According to a major study that provides a connection between height and cancer, it is stated that taller people are more prone to developing cancer. Research has found that the risk of developing any kind of cancer in women rises by 18% for an increase of every 10 cm in height. In men, the risk rises by 11%, even though height is not as major a factor as are obesity, smoking and a bad, unhealthy diet.
Several reasons have been put forward for the above statement. One of the reasons is that the number of body cells in taller people is more than people with average height. This leads to an increase in the number of cells which could potentially turn malignant.
While individually analysing the impact of height on different cancer forms, it was found that the highest increase in risk was in skin cancer (30% for every 10 cm increase in height), while a 20% increase was noted in taller women developing breast cancer.

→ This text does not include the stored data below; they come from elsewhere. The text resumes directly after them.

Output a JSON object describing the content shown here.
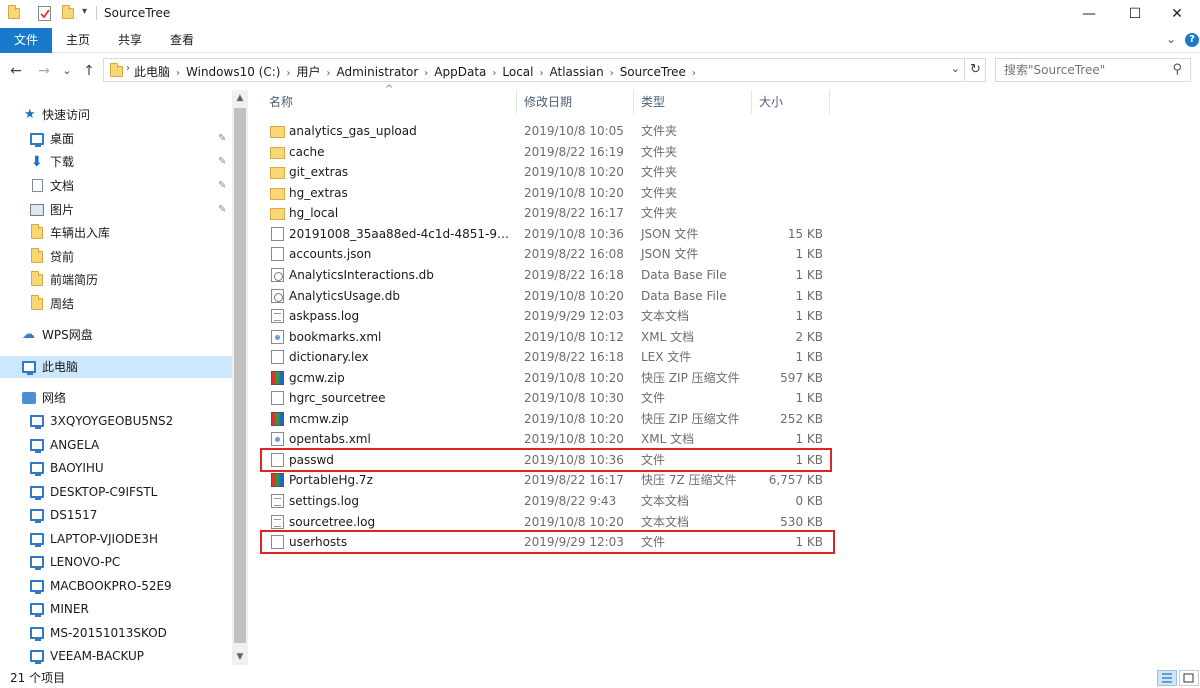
{
  "window": {
    "title": "SourceTree",
    "minimize": "—",
    "maximize": "☐",
    "close": "✕"
  },
  "ribbon": {
    "tabs": [
      "文件",
      "主页",
      "共享",
      "查看"
    ],
    "expand": "⌄",
    "help": "?"
  },
  "nav": {
    "back": "←",
    "forward": "→",
    "recent": "⌄",
    "up": "↑",
    "address_dropdown": "⌄",
    "refresh": "↻"
  },
  "address": {
    "crumbs": [
      "此电脑",
      "Windows10 (C:)",
      "用户",
      "Administrator",
      "AppData",
      "Local",
      "Atlassian",
      "SourceTree"
    ]
  },
  "search": {
    "placeholder": "搜索\"SourceTree\""
  },
  "sidebar": {
    "quick_access": {
      "label": "快速访问",
      "items": [
        {
          "label": "桌面",
          "icon": "desktop-icon",
          "pinned": true
        },
        {
          "label": "下载",
          "icon": "download-icon",
          "pinned": true
        },
        {
          "label": "文档",
          "icon": "documents-icon",
          "pinned": true
        },
        {
          "label": "图片",
          "icon": "pictures-icon",
          "pinned": true
        },
        {
          "label": "车辆出入库",
          "icon": "folder-icon",
          "pinned": false
        },
        {
          "label": "贷前",
          "icon": "folder-icon",
          "pinned": false
        },
        {
          "label": "前端简历",
          "icon": "folder-icon",
          "pinned": false
        },
        {
          "label": "周结",
          "icon": "folder-icon",
          "pinned": false
        }
      ]
    },
    "wps": "WPS网盘",
    "this_pc": "此电脑",
    "network": {
      "label": "网络",
      "items": [
        "3XQYOYGEOBU5NS2",
        "ANGELA",
        "BAOYIHU",
        "DESKTOP-C9IFSTL",
        "DS1517",
        "LAPTOP-VJIODE3H",
        "LENOVO-PC",
        "MACBOOKPRO-52E9",
        "MINER",
        "MS-20151013SKOD",
        "VEEAM-BACKUP"
      ]
    },
    "pin_glyph": "📌",
    "star_glyph": "★",
    "down_glyph": "⬇",
    "cloud_glyph": "☁",
    "expand_glyph": "›"
  },
  "columns": {
    "name": "名称",
    "date": "修改日期",
    "type": "类型",
    "size": "大小",
    "sort_glyph": "^"
  },
  "files": [
    {
      "name": "analytics_gas_upload",
      "date": "2019/10/8 10:05",
      "type": "文件夹",
      "size": "",
      "icon": "folder"
    },
    {
      "name": "cache",
      "date": "2019/8/22 16:19",
      "type": "文件夹",
      "size": "",
      "icon": "folder"
    },
    {
      "name": "git_extras",
      "date": "2019/10/8 10:20",
      "type": "文件夹",
      "size": "",
      "icon": "folder"
    },
    {
      "name": "hg_extras",
      "date": "2019/10/8 10:20",
      "type": "文件夹",
      "size": "",
      "icon": "folder"
    },
    {
      "name": "hg_local",
      "date": "2019/8/22 16:17",
      "type": "文件夹",
      "size": "",
      "icon": "folder"
    },
    {
      "name": "20191008_35aa88ed-4c1d-4851-99b...",
      "date": "2019/10/8 10:36",
      "type": "JSON 文件",
      "size": "15 KB",
      "icon": "file"
    },
    {
      "name": "accounts.json",
      "date": "2019/8/22 16:08",
      "type": "JSON 文件",
      "size": "1 KB",
      "icon": "file"
    },
    {
      "name": "AnalyticsInteractions.db",
      "date": "2019/8/22 16:18",
      "type": "Data Base File",
      "size": "1 KB",
      "icon": "db"
    },
    {
      "name": "AnalyticsUsage.db",
      "date": "2019/10/8 10:20",
      "type": "Data Base File",
      "size": "1 KB",
      "icon": "db"
    },
    {
      "name": "askpass.log",
      "date": "2019/9/29 12:03",
      "type": "文本文档",
      "size": "1 KB",
      "icon": "text"
    },
    {
      "name": "bookmarks.xml",
      "date": "2019/10/8 10:12",
      "type": "XML 文档",
      "size": "2 KB",
      "icon": "xml"
    },
    {
      "name": "dictionary.lex",
      "date": "2019/8/22 16:18",
      "type": "LEX 文件",
      "size": "1 KB",
      "icon": "file"
    },
    {
      "name": "gcmw.zip",
      "date": "2019/10/8 10:20",
      "type": "快压 ZIP 压缩文件",
      "size": "597 KB",
      "icon": "zip"
    },
    {
      "name": "hgrc_sourcetree",
      "date": "2019/10/8 10:30",
      "type": "文件",
      "size": "1 KB",
      "icon": "file"
    },
    {
      "name": "mcmw.zip",
      "date": "2019/10/8 10:20",
      "type": "快压 ZIP 压缩文件",
      "size": "252 KB",
      "icon": "zip"
    },
    {
      "name": "opentabs.xml",
      "date": "2019/10/8 10:20",
      "type": "XML 文档",
      "size": "1 KB",
      "icon": "xml"
    },
    {
      "name": "passwd",
      "date": "2019/10/8 10:36",
      "type": "文件",
      "size": "1 KB",
      "icon": "file"
    },
    {
      "name": "PortableHg.7z",
      "date": "2019/8/22 16:17",
      "type": "快压 7Z 压缩文件",
      "size": "6,757 KB",
      "icon": "zip"
    },
    {
      "name": "settings.log",
      "date": "2019/8/22 9:43",
      "type": "文本文档",
      "size": "0 KB",
      "icon": "text"
    },
    {
      "name": "sourcetree.log",
      "date": "2019/10/8 10:20",
      "type": "文本文档",
      "size": "530 KB",
      "icon": "text"
    },
    {
      "name": "userhosts",
      "date": "2019/9/29 12:03",
      "type": "文件",
      "size": "1 KB",
      "icon": "file"
    }
  ],
  "status": {
    "text": "21 个项目"
  },
  "colors": {
    "accent": "#1979ca",
    "selection": "#cce8ff",
    "highlight_box": "#e02424"
  }
}
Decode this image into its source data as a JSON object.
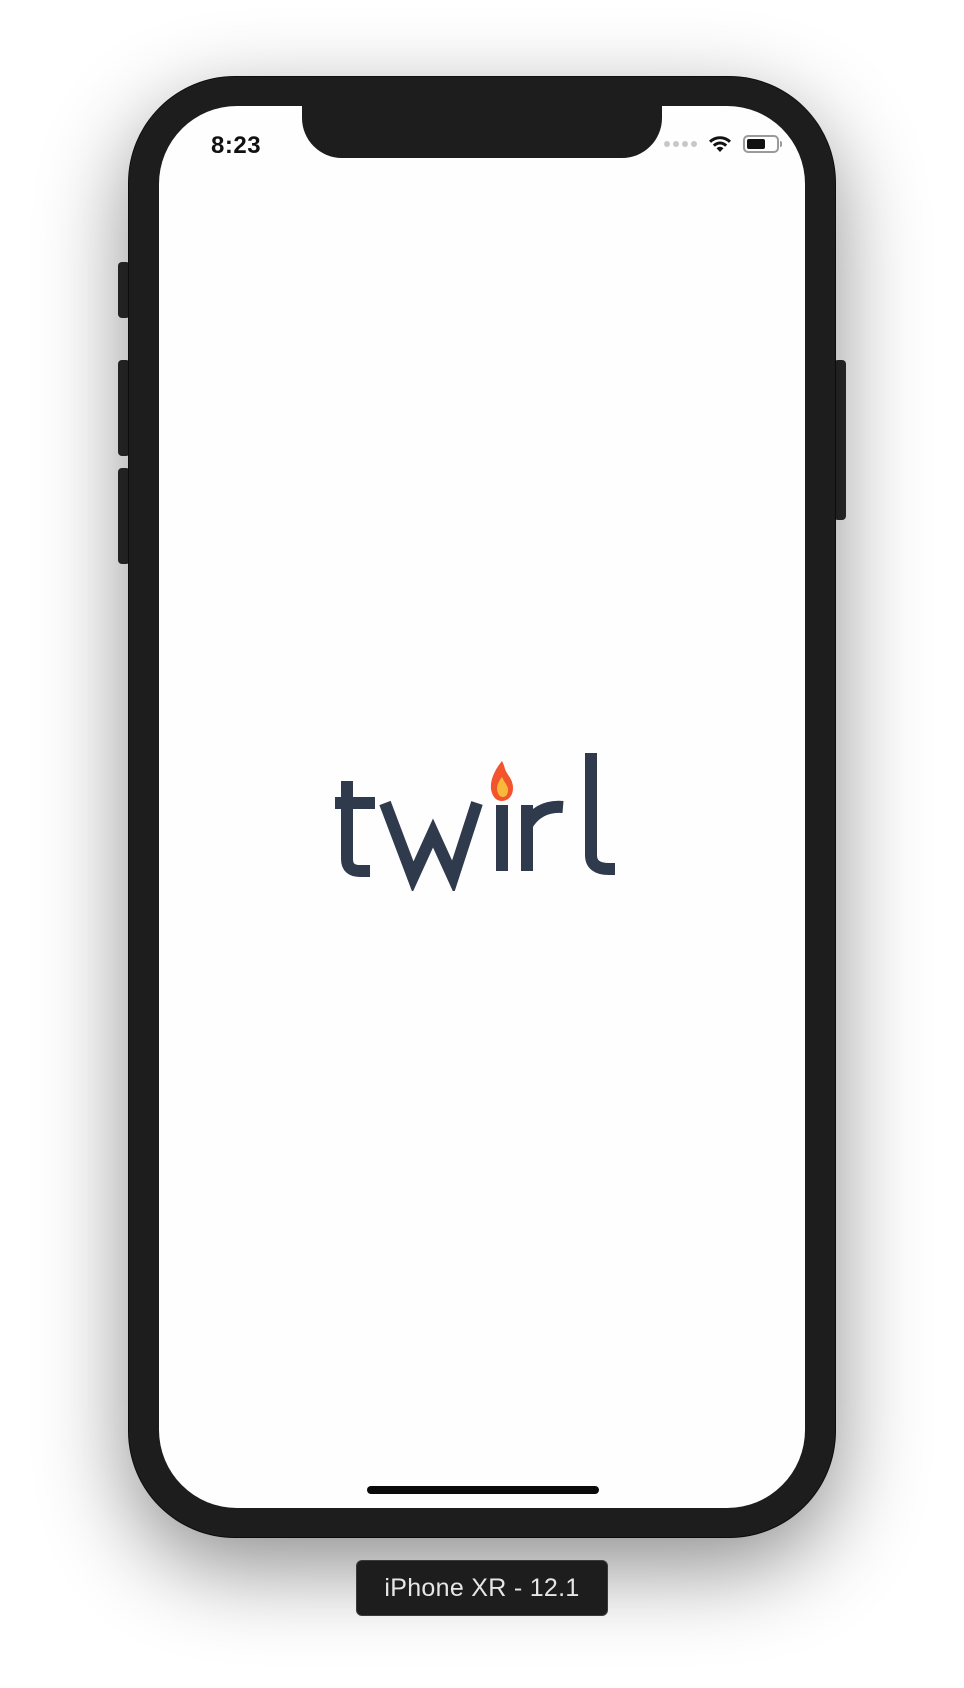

Development of cancer in regions including the colon and rectum is known as colorectal cancer. Long legs have been surprisingly associated with this form of cancer. In comparison with shorter people, it was reported that taller people had a higher risk percentage of developing colorectal cancer. Two hypotheses regarding the formation of colorectal cancer have been developed. One hypothesis is that taller people have longer colons, which in turn result in more surface area where colon cancer can develop. The other hypothesis is that taller people experience increased levels of growth hormones. These particularly affect the length of their legs. The growth hormone called 'insulin-like growth factor 1' is increased during puberty and is considered to be a risk factor for colorectal cancers occurring at later stages.